Detection of blood group genes using multiplex SNaPshot method

BACKGROUND: The determination of blood group antigens in patients and donors is of primary importance in transfusion medicine. Blood group antigens are inherited and are polymorphic in nature. The majority of polymorphic blood group antigens arise from single‐nucleotide polymorphisms (SNPs) in the blood group genes. Many DNA‐based assays, such as species‐specific polymerase chain reaction (PCR), PCR–restriction fragment length polymorphism, and microchips, have been described to study variant blood group genes. In this study, the SNaPshot (Applied Biosystems) method was adapted to detect SNPs in 10 common blood group systems. STUDY DESIGN AND METHODS: DNA regions of interest were amplified in multiplex PCR and annealed to specific oligonucleotide probe primers of different lengths. AmpliTaq DNA polymerase extended the primers by adding only a single fluorescent ddNTP to its 3′ end and was detected by differential mobility in capillary electrophoresis in a genetic analyzer. Results were analyzed using computer software in SNaPshot default analysis method.

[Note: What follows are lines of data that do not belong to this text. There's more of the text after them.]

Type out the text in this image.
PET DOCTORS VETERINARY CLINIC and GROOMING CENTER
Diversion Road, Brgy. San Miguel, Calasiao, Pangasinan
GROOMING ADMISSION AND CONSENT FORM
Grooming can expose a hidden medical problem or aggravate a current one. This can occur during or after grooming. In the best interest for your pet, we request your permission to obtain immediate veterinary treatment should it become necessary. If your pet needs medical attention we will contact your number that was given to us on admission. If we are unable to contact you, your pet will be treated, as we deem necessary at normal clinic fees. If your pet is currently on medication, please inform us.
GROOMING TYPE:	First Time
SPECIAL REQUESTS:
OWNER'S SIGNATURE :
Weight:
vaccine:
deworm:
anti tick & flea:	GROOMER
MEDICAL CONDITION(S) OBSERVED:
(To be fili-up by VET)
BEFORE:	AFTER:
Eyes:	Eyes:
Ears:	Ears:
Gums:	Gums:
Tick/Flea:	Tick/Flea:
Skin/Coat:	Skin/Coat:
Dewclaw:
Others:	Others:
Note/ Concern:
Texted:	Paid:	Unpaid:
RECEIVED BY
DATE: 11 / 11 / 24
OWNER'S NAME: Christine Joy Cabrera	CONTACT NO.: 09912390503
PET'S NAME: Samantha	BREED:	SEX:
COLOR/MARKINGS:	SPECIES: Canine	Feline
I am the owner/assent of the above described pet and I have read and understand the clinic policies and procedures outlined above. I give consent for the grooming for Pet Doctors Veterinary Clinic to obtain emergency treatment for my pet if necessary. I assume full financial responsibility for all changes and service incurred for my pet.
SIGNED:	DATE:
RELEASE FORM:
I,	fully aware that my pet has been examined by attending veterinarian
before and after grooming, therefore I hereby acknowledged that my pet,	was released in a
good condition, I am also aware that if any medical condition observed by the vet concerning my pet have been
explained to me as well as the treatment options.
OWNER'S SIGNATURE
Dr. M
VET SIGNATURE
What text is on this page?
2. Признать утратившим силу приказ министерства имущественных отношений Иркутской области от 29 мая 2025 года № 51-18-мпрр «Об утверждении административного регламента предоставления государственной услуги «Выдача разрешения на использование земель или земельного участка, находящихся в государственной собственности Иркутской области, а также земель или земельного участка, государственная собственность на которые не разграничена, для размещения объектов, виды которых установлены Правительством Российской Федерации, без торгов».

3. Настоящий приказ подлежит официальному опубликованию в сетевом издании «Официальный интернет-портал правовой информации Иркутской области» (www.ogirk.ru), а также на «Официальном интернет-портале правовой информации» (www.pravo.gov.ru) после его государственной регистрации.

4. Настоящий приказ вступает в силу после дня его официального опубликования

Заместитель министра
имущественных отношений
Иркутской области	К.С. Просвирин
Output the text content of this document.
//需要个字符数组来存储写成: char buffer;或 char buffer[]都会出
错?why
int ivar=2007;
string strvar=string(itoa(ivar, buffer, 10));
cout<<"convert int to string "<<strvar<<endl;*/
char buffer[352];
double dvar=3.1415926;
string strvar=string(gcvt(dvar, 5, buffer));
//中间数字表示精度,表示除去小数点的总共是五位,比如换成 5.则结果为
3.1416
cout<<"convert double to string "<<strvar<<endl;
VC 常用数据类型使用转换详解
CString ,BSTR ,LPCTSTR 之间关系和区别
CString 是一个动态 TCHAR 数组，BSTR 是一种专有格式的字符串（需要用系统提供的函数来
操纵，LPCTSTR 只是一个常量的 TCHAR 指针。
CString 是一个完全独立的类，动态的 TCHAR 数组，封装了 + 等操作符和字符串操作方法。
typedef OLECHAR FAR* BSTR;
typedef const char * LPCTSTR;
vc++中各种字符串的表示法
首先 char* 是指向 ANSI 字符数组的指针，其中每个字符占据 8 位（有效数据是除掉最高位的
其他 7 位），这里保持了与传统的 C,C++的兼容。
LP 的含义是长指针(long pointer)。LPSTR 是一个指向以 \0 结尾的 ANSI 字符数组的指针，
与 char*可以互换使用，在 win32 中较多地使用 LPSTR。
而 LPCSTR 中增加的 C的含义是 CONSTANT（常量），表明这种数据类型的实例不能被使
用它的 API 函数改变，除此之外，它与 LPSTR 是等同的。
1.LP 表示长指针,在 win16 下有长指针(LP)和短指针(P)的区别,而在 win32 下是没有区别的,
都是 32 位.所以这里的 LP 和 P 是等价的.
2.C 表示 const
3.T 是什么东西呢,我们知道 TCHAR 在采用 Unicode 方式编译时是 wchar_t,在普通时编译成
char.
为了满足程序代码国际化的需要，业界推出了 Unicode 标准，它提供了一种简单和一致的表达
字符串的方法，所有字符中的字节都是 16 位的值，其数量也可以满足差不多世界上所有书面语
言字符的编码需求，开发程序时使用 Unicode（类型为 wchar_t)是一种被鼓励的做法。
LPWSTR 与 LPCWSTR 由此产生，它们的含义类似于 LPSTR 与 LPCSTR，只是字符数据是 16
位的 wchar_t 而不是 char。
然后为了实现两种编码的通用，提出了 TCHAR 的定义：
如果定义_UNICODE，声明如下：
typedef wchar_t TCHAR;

RESULTS: Seventeen SNP sites in 29 blood samples, previously phenotyped and/or genotyped, were used to test the accuracy and reproducibility of multiplex SNaPshot assays. The results were compared with the previously analyzed types. SNaPshot analyses predicted the 17 SNP sites accurately for all the 29 blood samples. Both homozygous and heterozygous blood groups were detected with equal confidence. CONCLUSION: Blood group detection by SNaPshot method is a practical alternative to antibody‐dependent phenotype prediction. Starting with DNA, this method is fast with a turnaround time of 24 hours with mean reagent cost around $2 per SNP detected.